Trade you, not someone else!

My trade on GERN today is one I don’t want to forget anytime soon.  There are so many lessons to be learned here that I had to write a blog post on it. (Chart is below)

  1.  I entered in here with 1/3 size.  I entered because really liked that reject after the open shove.  My plan was to add if it rejected HOD again to get to my full size.  If you have been watching my charts for some time on twitter you know that if it breaks that HOD on an early entry like that I always exit the position for the small loss.  I do this because if your wrong after that first candle they can really run. This time however I decided to hold and give it until $5… and that is where I deviated from me and tried to trade Alex.  I remembered what he said yesterday, first entry is FOMO second is usually right.”  I thought, yeah that is the case for me some times to, so I will just hold this time.  BIG MISTAKE!!!!  I traded Alex at this point not me.
  2. I added at 5 and my avg was now $4.89.  I added another 1/3 so I was in 2/3.  What I did do right at that point was I told myself I would not add again until the stuff.  But as it kept pushing I started to really regret my choice.  My unrealized loss was getting very large and was larger then acceptable for my trading size right now.  It risked whipping out 1/2 my month or more!  I was getting nervous.  I was mad at myself too.  I stopped trading the front push of these stocks a long time ago.  I usually always wait for the stuff or reject on resistance to get in so I can have a SET RISK!  Its part of my new risk management strategy.  I was back to trading a style where there is no set risk.  I had to just wait and hope it would stuff soon.  That’s not my style any more and I was braking all kinds of my rules.
  3. Anyway, on #3 I finally got that add.  New avg .91.  Looking at the chart now it was a really nice add.  But the problem with that add is it made my risk even bigger–way to big!  After it pulled from 5 I decided that to fix the problem with my risk being to big and made my risk level 5.  It was an acceptable loss if I had to stop out and was a lower high spot.  But when it jumped backup after my add and tested the lower high I got really nervous again.
  4. The bids just kept stacking and it was looking like I was going to be wrong.  By this point I felt like I was just wishing and praying for it to work.  I was emotional from my mistakes and was regretting my choices to even hold on to this trade.  I could have got out at that massive pull for a little gain.  Why didn’t I?  I have a rule to exit my positions if I recognize that I messed up and was getting emotional.  Why was I not exiting?  So at that point when it quickly wicked to .93 with massive bids behind it on the level 2 I exited basically flat.  It was a 100% emotional exit.  I should have stuck to my new risk of $5.  Less then 1 min latter they finally pulled the bids and it started to drop.

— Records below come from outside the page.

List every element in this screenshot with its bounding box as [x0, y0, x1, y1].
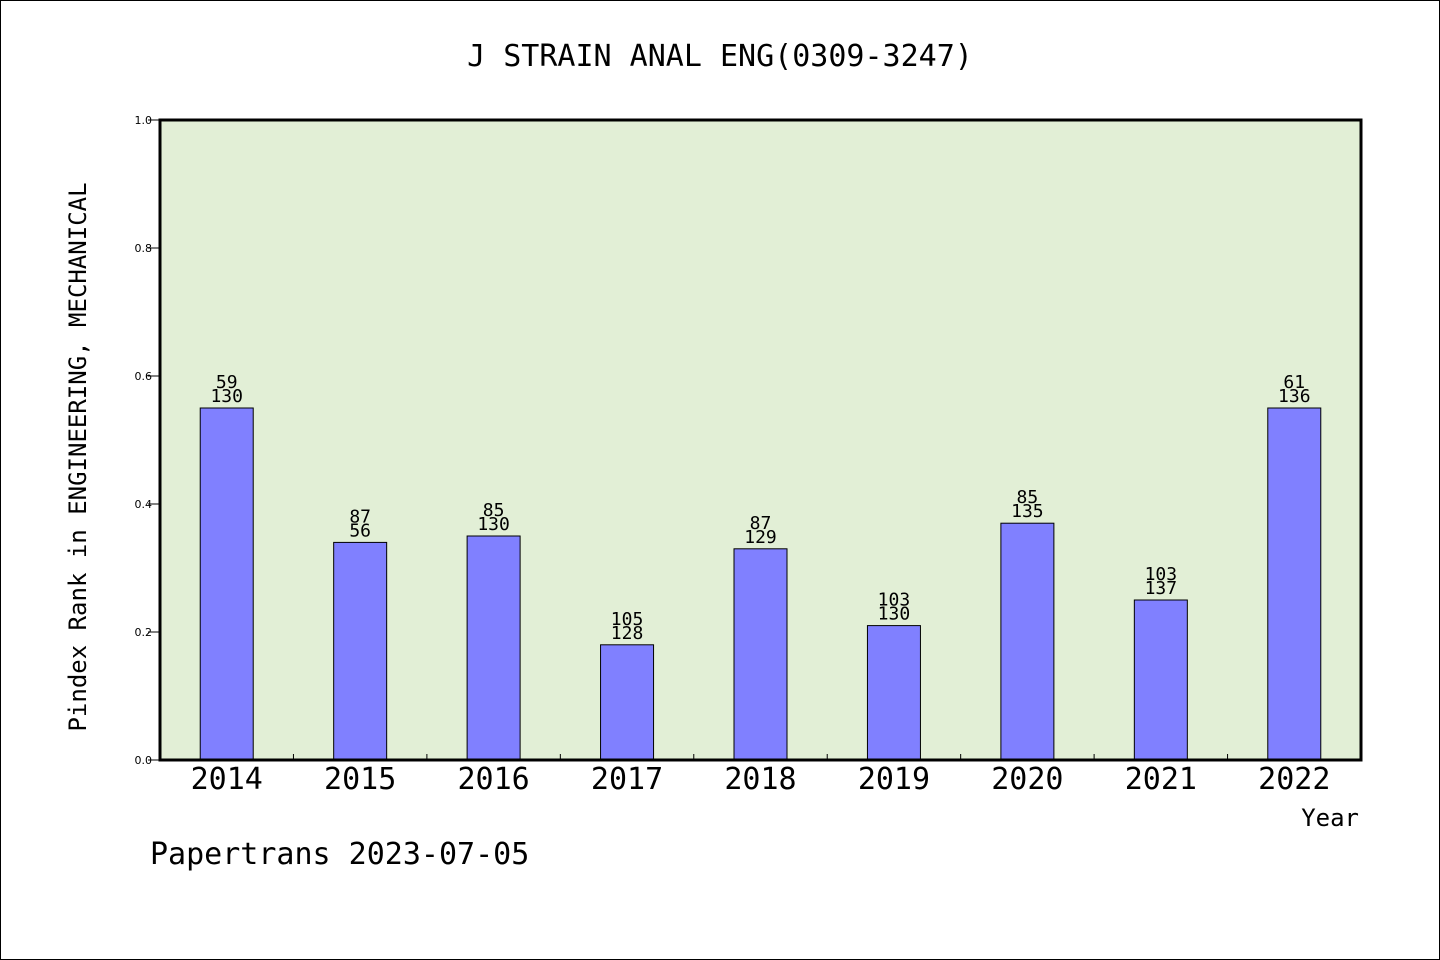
bar-total-label-2016: 130	[477, 514, 510, 535]
bar-2015	[333, 541, 388, 761]
bar-2018	[733, 548, 788, 761]
bar-total-label-2019: 130	[878, 604, 911, 625]
bar-total-label-2018: 129	[744, 527, 777, 548]
x-tick-label-2014: 2014	[191, 762, 263, 797]
x-tick-label-2022: 2022	[1258, 762, 1330, 797]
x-axis: 2014 2015 2016 2017 2018 2019 2020 2021 2022	[191, 754, 1330, 797]
x-tick-label-2017: 2017	[591, 762, 663, 797]
y-tick-label-0.4: 0.4	[135, 498, 153, 511]
x-tick-label-2015: 2015	[324, 762, 396, 797]
bar-total-label-2020: 135	[1011, 501, 1044, 522]
bar-total-label-2021: 137	[1145, 578, 1178, 599]
y-tick-label-0.8: 0.8	[135, 242, 153, 255]
bar-total-label-2014: 130	[210, 386, 243, 407]
bar-rank-label-2020: 85	[1017, 487, 1039, 508]
bar-rank-label-2021: 103	[1145, 564, 1178, 585]
bar-2022	[1267, 407, 1322, 761]
bar-rank-label-2014: 59	[216, 372, 238, 393]
plot-border	[158, 118, 1363, 762]
y-tick-label-1.0: 1.0	[135, 114, 153, 127]
bar-rank-label-2017: 105	[611, 609, 644, 630]
bar-labels-group: 5913087568513010512887129103130851351031…	[210, 372, 1310, 644]
footer-credit: Papertrans 2023-07-05	[150, 837, 529, 872]
bar-rank-label-2015: 87	[349, 506, 371, 527]
y-axis-label: Pindex Rank in ENGINEERING, MECHANICAL	[64, 182, 92, 731]
bar-rank-label-2018: 87	[750, 513, 772, 534]
y-tick-label-0.6: 0.6	[135, 370, 153, 383]
x-tick-label-2019: 2019	[858, 762, 930, 797]
x-tick-label-2016: 2016	[457, 762, 529, 797]
bar-rank-label-2019: 103	[878, 590, 911, 611]
bar-2019	[866, 625, 921, 761]
bar-2021	[1133, 599, 1188, 761]
bar-2016	[466, 535, 521, 761]
y-tick-label-0.2: 0.2	[135, 626, 153, 639]
chart-title: J STRAIN ANAL ENG(0309-3247)	[467, 39, 973, 74]
y-tick-label-0.0: 0.0	[135, 754, 153, 767]
bar-2020	[1000, 522, 1055, 761]
bar-rank-label-2022: 61	[1283, 372, 1305, 393]
bar-total-label-2017: 128	[611, 623, 644, 644]
bar-2017	[600, 644, 655, 761]
x-tick-label-2021: 2021	[1125, 762, 1197, 797]
x-tick-label-2018: 2018	[724, 762, 796, 797]
bar-total-label-2022: 136	[1278, 386, 1311, 407]
x-axis-label: Year	[1301, 804, 1359, 832]
bar-rank-label-2016: 85	[483, 500, 505, 521]
bar-2014	[199, 407, 254, 761]
bars-group	[199, 407, 1322, 761]
bar-total-label-2015: 56	[349, 520, 371, 541]
y-axis: 0.0 0.2 0.4 0.6 0.8 1.0	[135, 114, 160, 767]
x-tick-label-2020: 2020	[991, 762, 1063, 797]
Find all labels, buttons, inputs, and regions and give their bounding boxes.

I don’t share this because there is something wrong with Alex’s style.  Quite the contrary.  His style obviously works well for him.  But the point is I started to trade what I thought was his approach instead of what is my style, system and rules.  That’s just as bad as follow the leader trades in those pump and dump rooms. Trading Alex and not me today caused me to take a monetary risk I could not afford.  It caused me to be emotional and not make smart decisions–that exit being a PERFECT example of emotional trading. It caused me to ignore my safeguards and rules.  The key takeaway here is you can learn from others, but you have to take their teaching and make them your own!!  You have to trade in a way that works for you and that is appropriate for your account and risk tolerance.  Now had I taken his advice in the contexts of my rules, risk and sizing things would have been much different for me today.  It’s easy to want to replicate someone else because you want to replicate their gains.  But trading doesn’t work that way.  No highly successful trader will tell you they are successful because they try to replicate someone else every day.  They learned from others but then took those things and made a system that works for them.  Trade YOU, not someone else!